I don't trust the solution above since I cannot make dsolve come out with that answer even if I feed it as an approximate solution. It still returns the trivial solution.

All your constants need to have numerical values. So we need to know what those are.

The boundary conditions you give as:

bcs := y[1](0) = 0, y[2](0) = 1, y[3](0) = d[1], y[2](blt) = 0, y[3](blt) = 0, y[5](0) = 1, y[5](blt) = 0, y[4](0) = d[2], y[6](0) = d[3], y[4](blt) = d[4];

where blt is known, but d[1],..., d[4] are not. The six boundary conditions not containing the d's should determine the solution, so the values of y[3](0), y[4](0), y[6](0), y[4](blt) will be determined directly from the solution.
This has nothing to do with using a shooting method or not.

@emmantop Surely, you had a system of two odes of order 4 in f and order 2 in theta.
For some reason (which?) you want to turn this into a first order system using the variable names y[1],...,y[6].
Thus you must write down 6 first order equations of the form
diff(y[1](eta),eta)=y[2](eta);
diff(y[2](eta),eta)= whatever it is in terms of all the y[i]'s.
etc. up to and including
diff(y[6](eta),eta)= whatever it is in terms of all the y[i]'s

You have only two of these at the moment, but you have a line containing the translations from f,theta to the y[i]'s.
So the information from there has to be written in the form I showed above.

Basically, DEtools[convertsys] could have done that.
Still the question remains, why convert to a first order system? dsolve/numeric will do it itself (without telling you).
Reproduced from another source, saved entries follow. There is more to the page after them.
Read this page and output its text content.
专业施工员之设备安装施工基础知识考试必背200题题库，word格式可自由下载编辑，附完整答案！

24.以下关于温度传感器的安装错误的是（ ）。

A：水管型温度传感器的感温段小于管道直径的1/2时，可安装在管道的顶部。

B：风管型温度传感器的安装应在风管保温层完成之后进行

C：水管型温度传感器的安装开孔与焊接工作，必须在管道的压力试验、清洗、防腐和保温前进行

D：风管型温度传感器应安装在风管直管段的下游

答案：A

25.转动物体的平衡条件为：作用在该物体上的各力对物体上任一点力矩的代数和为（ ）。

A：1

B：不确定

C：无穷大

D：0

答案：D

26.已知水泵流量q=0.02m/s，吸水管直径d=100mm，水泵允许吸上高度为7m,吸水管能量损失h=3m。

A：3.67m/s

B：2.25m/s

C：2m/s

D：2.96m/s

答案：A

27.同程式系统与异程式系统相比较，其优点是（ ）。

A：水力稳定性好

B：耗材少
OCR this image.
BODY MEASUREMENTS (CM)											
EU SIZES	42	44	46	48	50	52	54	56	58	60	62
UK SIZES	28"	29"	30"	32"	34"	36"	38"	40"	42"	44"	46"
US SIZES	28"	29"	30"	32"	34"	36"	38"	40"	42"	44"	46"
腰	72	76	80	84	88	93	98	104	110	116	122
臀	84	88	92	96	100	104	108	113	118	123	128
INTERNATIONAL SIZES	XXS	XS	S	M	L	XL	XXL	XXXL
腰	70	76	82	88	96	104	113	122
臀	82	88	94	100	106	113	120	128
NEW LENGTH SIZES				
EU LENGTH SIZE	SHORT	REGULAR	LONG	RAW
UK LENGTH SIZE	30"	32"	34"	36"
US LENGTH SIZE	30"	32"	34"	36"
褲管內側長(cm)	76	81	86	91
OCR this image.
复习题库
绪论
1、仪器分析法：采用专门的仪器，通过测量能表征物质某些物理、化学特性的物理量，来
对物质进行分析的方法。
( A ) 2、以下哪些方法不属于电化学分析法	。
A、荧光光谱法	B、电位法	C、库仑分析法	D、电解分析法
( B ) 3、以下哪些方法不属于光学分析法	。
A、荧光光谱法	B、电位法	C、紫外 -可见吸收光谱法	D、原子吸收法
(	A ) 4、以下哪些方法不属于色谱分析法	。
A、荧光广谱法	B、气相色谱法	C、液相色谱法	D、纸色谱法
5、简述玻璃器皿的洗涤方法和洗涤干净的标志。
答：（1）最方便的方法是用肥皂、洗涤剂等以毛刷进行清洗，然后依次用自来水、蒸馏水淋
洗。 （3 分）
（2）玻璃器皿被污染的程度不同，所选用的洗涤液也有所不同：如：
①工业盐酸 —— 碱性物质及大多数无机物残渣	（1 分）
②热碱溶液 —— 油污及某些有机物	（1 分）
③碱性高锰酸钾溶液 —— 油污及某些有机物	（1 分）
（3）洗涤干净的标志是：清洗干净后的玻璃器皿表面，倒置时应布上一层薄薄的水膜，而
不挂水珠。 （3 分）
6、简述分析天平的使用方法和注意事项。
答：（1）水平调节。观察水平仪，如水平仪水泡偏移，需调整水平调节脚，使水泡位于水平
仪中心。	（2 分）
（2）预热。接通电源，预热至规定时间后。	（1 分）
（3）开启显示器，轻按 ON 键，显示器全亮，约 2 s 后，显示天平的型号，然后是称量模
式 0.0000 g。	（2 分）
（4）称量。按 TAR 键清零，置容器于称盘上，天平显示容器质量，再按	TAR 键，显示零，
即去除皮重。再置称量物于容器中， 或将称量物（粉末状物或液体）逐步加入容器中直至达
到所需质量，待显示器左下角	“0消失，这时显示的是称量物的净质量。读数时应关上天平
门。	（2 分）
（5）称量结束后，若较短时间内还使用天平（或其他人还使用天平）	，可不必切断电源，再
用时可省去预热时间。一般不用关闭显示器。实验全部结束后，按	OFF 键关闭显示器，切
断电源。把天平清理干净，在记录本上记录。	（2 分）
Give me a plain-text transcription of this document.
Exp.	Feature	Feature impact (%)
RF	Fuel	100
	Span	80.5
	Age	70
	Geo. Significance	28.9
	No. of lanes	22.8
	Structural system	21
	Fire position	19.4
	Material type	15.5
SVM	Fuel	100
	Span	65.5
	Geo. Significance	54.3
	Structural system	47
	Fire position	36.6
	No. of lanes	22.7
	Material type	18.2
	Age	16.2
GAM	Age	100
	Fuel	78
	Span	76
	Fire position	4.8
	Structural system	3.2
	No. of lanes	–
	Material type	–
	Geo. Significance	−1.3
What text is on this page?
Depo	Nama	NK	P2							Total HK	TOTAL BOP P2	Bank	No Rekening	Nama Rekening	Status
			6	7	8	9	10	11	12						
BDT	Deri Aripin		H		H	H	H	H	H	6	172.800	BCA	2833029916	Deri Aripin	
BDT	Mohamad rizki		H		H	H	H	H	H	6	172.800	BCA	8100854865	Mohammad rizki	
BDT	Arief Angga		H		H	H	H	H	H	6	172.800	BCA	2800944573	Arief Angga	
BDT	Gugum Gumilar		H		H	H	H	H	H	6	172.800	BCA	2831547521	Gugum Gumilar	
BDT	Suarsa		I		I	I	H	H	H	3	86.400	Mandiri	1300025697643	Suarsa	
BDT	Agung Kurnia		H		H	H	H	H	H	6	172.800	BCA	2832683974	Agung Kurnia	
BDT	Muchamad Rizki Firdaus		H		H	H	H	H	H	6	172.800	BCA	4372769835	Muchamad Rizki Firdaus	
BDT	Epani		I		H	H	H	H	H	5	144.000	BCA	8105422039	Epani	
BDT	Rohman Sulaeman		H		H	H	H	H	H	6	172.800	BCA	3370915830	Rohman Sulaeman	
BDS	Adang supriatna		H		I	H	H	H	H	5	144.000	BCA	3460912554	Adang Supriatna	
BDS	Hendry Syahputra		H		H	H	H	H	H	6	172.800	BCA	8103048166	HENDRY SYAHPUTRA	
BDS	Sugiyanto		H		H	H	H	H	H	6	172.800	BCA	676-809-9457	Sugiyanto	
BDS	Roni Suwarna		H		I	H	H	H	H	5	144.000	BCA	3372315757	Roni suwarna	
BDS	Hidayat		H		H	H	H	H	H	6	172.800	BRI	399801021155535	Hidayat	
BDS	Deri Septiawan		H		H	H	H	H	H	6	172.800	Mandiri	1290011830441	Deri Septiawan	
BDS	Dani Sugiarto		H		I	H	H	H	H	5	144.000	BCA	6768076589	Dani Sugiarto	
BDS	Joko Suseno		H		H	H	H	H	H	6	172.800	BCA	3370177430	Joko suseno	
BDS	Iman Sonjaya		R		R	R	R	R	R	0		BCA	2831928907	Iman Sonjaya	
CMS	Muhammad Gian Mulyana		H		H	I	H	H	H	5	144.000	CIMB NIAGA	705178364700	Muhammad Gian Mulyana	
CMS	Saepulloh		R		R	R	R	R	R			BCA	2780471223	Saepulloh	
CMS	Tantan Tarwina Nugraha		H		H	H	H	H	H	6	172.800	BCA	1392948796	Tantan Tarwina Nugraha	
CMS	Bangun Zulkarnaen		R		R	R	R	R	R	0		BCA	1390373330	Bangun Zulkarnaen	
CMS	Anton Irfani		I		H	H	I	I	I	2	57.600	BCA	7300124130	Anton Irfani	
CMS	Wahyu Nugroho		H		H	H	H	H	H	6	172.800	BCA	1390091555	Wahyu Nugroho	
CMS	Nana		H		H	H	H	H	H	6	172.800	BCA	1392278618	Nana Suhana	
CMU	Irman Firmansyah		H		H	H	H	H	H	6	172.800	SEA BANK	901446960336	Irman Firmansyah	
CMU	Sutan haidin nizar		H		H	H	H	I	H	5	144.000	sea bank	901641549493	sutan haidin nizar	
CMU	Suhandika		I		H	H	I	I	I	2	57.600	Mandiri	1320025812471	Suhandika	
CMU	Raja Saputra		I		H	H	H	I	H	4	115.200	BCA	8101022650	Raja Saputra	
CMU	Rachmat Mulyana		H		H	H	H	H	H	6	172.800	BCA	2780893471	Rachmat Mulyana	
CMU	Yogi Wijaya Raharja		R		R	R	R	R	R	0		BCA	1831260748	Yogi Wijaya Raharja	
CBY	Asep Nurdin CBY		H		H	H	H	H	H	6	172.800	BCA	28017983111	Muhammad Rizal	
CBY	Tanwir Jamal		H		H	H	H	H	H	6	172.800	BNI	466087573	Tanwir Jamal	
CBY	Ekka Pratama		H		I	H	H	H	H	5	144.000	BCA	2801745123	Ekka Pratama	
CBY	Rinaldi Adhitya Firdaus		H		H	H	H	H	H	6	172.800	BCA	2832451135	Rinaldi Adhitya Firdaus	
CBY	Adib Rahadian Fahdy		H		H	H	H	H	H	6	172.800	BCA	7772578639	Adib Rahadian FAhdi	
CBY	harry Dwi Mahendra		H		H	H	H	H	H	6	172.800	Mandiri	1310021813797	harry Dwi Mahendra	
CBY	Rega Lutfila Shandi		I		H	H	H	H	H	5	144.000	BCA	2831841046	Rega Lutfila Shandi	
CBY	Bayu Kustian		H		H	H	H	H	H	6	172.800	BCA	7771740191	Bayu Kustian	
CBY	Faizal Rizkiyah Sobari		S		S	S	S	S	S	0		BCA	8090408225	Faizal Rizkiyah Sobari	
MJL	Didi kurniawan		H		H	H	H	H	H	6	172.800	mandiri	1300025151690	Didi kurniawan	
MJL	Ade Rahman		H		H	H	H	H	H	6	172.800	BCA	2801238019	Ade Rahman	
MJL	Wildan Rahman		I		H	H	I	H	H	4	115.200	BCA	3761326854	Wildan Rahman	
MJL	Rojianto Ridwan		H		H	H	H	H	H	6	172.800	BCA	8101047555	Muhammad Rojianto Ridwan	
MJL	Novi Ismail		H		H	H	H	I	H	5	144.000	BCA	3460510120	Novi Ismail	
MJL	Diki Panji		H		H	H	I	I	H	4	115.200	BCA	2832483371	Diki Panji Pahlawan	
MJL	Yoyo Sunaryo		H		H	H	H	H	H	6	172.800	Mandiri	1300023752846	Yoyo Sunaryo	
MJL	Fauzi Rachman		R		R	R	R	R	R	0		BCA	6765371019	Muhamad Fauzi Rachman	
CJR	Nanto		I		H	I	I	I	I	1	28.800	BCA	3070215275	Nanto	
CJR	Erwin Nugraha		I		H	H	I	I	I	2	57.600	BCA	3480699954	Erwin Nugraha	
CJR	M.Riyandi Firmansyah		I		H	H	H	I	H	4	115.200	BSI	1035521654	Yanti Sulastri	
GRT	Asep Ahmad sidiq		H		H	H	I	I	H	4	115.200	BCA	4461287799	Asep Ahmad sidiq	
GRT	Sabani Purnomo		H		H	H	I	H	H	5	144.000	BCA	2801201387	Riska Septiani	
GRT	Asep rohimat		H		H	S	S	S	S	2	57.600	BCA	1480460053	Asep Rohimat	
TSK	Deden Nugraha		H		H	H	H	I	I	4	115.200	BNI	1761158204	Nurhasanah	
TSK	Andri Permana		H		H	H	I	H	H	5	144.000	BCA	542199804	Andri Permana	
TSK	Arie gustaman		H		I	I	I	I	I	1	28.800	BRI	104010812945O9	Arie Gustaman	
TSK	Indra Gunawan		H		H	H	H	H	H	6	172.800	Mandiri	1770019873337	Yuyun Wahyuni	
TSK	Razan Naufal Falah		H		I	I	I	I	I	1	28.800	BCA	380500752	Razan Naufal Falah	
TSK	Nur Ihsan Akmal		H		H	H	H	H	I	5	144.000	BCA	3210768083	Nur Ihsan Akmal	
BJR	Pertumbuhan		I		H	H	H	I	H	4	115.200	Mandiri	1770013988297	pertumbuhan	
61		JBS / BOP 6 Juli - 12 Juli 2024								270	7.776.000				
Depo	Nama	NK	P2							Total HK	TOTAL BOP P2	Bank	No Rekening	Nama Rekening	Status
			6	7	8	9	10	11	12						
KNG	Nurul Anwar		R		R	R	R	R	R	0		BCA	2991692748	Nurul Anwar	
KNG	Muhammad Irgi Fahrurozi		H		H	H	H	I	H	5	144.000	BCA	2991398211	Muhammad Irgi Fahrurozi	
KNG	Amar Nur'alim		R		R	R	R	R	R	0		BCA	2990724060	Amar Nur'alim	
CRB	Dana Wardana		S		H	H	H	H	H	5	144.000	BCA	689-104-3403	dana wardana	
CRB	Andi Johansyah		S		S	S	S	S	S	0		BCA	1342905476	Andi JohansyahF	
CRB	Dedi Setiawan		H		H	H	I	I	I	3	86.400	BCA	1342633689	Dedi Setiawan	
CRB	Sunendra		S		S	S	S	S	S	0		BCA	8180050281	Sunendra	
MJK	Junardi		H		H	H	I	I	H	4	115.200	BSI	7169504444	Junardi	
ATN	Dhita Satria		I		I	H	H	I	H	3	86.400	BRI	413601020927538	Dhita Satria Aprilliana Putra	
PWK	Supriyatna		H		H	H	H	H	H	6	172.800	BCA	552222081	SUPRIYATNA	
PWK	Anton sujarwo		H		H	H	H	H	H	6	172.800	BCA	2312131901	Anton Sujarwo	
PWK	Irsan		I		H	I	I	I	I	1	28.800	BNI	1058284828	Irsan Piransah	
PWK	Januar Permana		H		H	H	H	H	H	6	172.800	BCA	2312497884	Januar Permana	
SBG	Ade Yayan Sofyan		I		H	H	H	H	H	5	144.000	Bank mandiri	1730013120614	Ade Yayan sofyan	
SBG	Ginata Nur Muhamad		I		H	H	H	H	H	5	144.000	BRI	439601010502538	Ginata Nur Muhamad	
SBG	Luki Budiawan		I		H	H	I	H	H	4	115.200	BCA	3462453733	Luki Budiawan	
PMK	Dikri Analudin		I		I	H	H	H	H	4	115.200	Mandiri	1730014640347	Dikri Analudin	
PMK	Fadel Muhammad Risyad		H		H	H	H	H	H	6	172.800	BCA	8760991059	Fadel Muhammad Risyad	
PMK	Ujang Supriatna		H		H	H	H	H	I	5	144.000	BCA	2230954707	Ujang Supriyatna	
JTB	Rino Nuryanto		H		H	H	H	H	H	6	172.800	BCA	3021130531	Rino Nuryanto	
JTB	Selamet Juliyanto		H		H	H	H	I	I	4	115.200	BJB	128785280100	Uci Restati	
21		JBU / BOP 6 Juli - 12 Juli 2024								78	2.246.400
A suggestion if you insist on writing the original system of 2 equations (say eq1, eq2) in f and theta as a first order system:
Write down eq1 and eq2. Then do
DEtools[convertsys]({eq1,eq2},[],[f,theta],eta,Y,YP);
Then you get a list, whose first element is the first order system. Now write that in the form desribed above.

Before getting to the issue at hand you need to fix (at least) two things:

1. Missing multiplication sign in ode1 after
2. There is a theta(eta) appearing in ode2. That should probably be y[5](eta).